Legale migratie betekent doorgaans een stimulans voor de economie van het gastland en kan de EU helpen tekorten op de arbeidsmarkt weg te werken, maar als de infrastructuur achterblijft en het integratiebeleid geen gelijke tred houdt met de instroom, kunnen sociale spanningen ontstaan. Met name in landen en regio's die kampen met hoge werkloosheid en uitsluiting, kunnen de economische en maatschappelijke kosten daarvan hoog zijn en kan marginalisatie soms een voedingsbodem zijn voor radicalisering.
Tenzij voortdurend actieve maatregelen worden getroffen, bestaat het risico dat de mondialisering het effect van de technologische vooruitgang en de recente economische crisis versterkt en tot meer ongelijkheid en maatschappelijke polarisatie leidt.
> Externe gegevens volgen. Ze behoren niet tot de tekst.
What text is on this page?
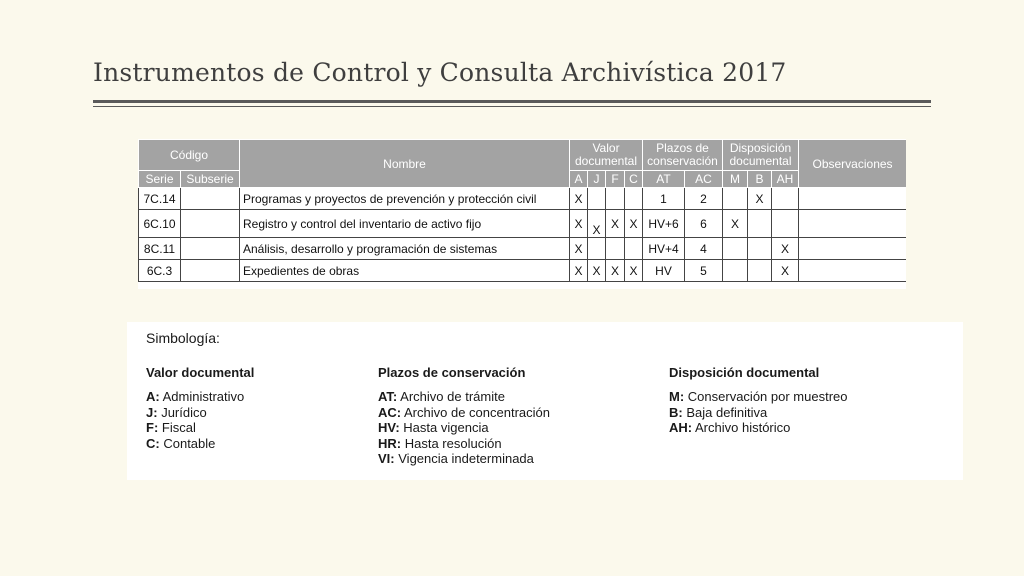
Instrumentos de Control y Consulta Archivística 2017
Código		Nombre	Valor documental				Plazos de conservación		Disposición documental			Observaciones
Serie	Subserie		A	J	F	C	AT	AC	M	B	AH	
7C.14		Programas y proyectos de prevención y protección civil	X				1	2		X		
6C.10		Registro y control del inventario de activo fijo	X	X	X	X	HV+6	6	X			
8C.11		Análisis, desarrollo y programación de sistemas	X				HV+4	4			X	
6C.3		Expedientes de obras	X	X	X	X	HV	5			X	
Simbología:
Valor documental
A: Administrativo
J: Jurídico
F: Fiscal
C: Contable
Plazos de conservación
AT: Archivo de trámite
AC: Archivo de concentración
HV: Hasta vigencia
HR: Hasta resolución
VI: Vigencia indeterminada
Disposición documental
M: Conservación por muestreo
B: Baja definitiva
AH: Archivo histórico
De afgelopen tien jaar is het reële inkomen van middenklassehuishoudens in de EU en andere geavanceerde economieën veelal gestagneerd, ondanks de algemene economische groei. Hoewel de ongelijkheid in Europa veel minder uitgesproken is dan elders in de wereld, bezit de rijkste 1% van onze bevolking nog altijd 27% van de totale rijkdom 5 .
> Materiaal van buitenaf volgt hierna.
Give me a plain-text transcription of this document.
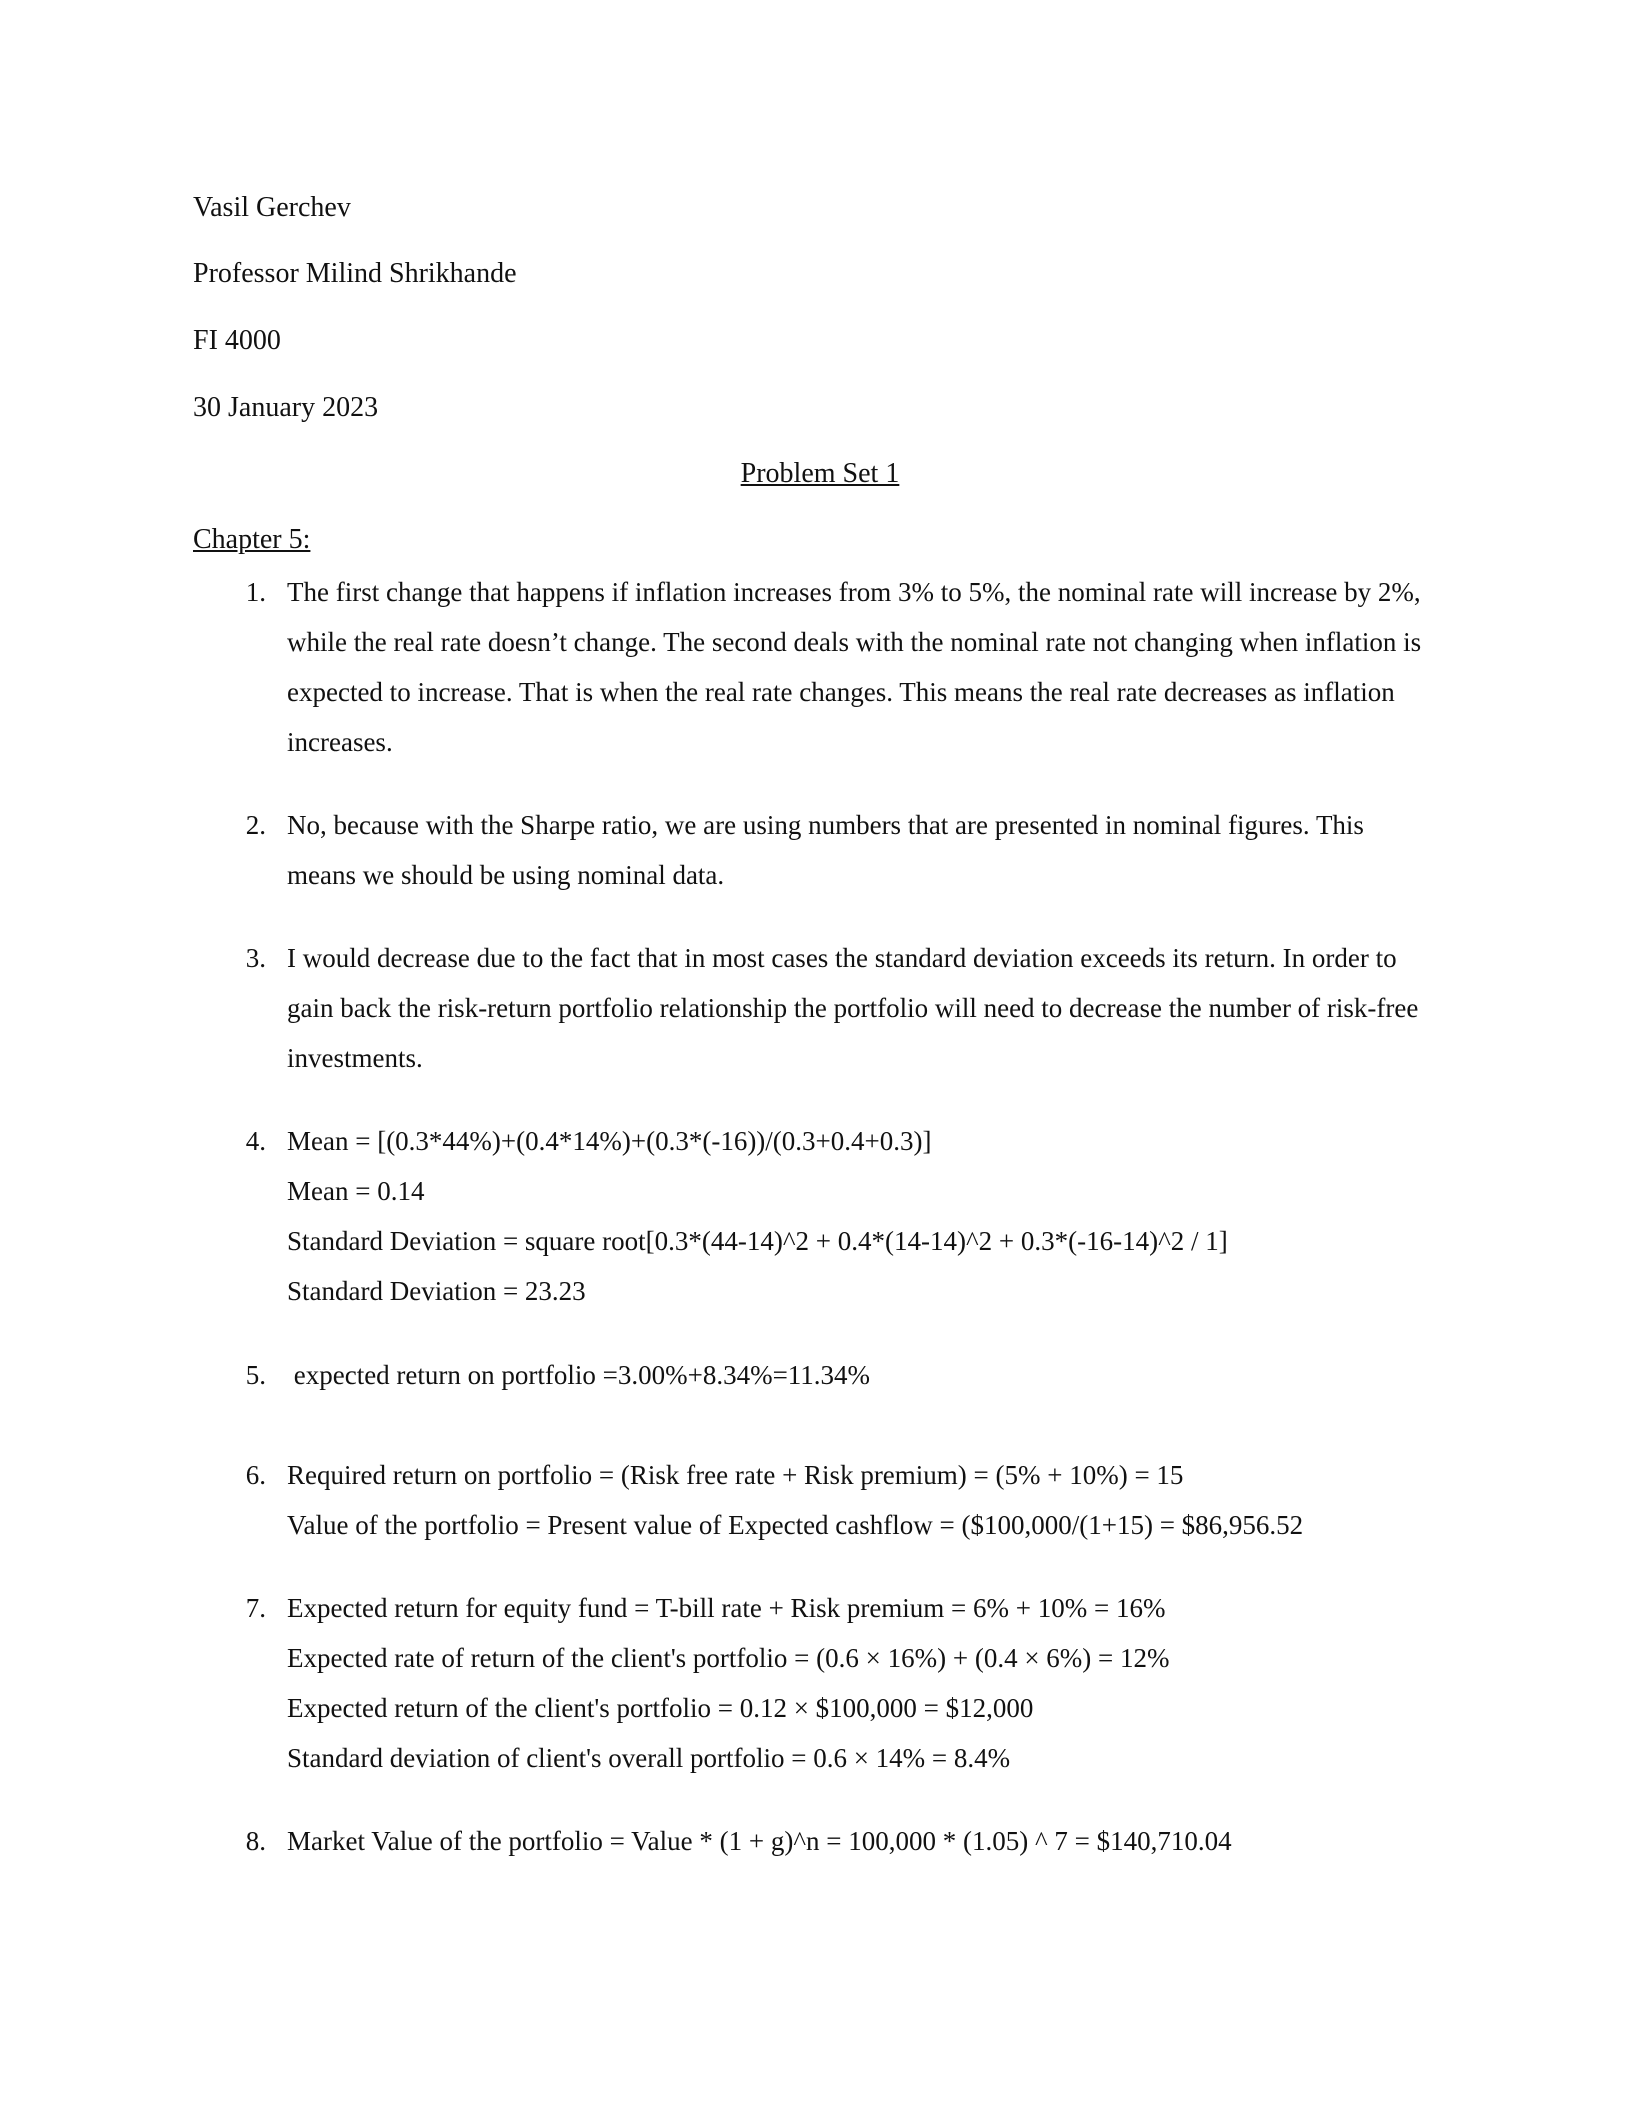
Vasil Gerchev
Professor Milind Shrikhande
FI 4000
30 January 2023
Problem Set 1
Chapter 5:
1. The first change that happens if inflation increases from 3% to 5%, the nominal rate will increase by 2%, while the real rate doesn’t change. The second deals with the nominal rate not changing when inflation is expected to increase. That is when the real rate changes. This means the real rate decreases as inflation increases.
2. No, because with the Sharpe ratio, we are using numbers that are presented in nominal figures. This means we should be using nominal data.
3. I would decrease due to the fact that in most cases the standard deviation exceeds its return. In order to gain back the risk-return portfolio relationship the portfolio will need to decrease the number of risk-free investments.
4. Mean = [(0.3*44%)+(0.4*14%)+(0.3*(-16))/(0.3+0.4+0.3)]
Mean = 0.14
Standard Deviation = square root[0.3*(44-14)^2 + 0.4*(14-14)^2 + 0.3*(-16-14)^2 / 1]
Standard Deviation = 23.23
5. expected return on portfolio =3.00%+8.34%=11.34%
6. Required return on portfolio = (Risk free rate + Risk premium) = (5% + 10%) = 15
Value of the portfolio = Present value of Expected cashflow = ($100,000/(1+15) = $86,956.52
7. Expected return for equity fund = T-bill rate + Risk premium = 6% + 10% = 16%
Expected rate of return of the client's portfolio = (0.6 × 16%) + (0.4 × 6%) = 12%
Expected return of the client's portfolio = 0.12 × $100,000 = $12,000
Standard deviation of client's overall portfolio = 0.6 × 14% = 8.4%
8. Market Value of the portfolio = Value * (1 + g)^n = 100,000 * (1.05) ^ 7 = $140,710.04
Figuur 5: Europeanen hebben uiteenlopende meningen over mondialisering
Bron: Bertelsmann Stiftung en Europese Commissie (2016).
Veel burgers hebben het gevoel dat de mondialisering een rechtstreekse bedreiging vormt voor hun identiteit en tradities en ten koste gaat van de culturele diversiteit en hun manier van leven. Zij zijn bezorgd dat zij geen invloed hebben op hun toekomst en dat hun kinderen het slechter zullen krijgen dan zijzelf. Zij hebben de indruk dat regeringen de situatie niet in de hand hebben en de mondialisering niet kunnen of willen vormgeven en beheren op een manier die gunstig is voor iedereen. Daar ligt nu een taak voor de politiek.
2. Vooruitblik
2.1. Tegen 2025 zal de mondialisering er heel anders uitzien…
We verkeren nog steeds in de eerste fase van de revolutionaire veranderingen die digitalisering, robots, kunstmatige intelligentie, het internet der dingen en 3D-printen teweeg zullen brengen in de manier waarop we produceren, werken, reizen en consumeren.
Figuur 6: Mondialisering toen en nu
Bron: Europese Commissie, McKinsey Global Institute, OESO.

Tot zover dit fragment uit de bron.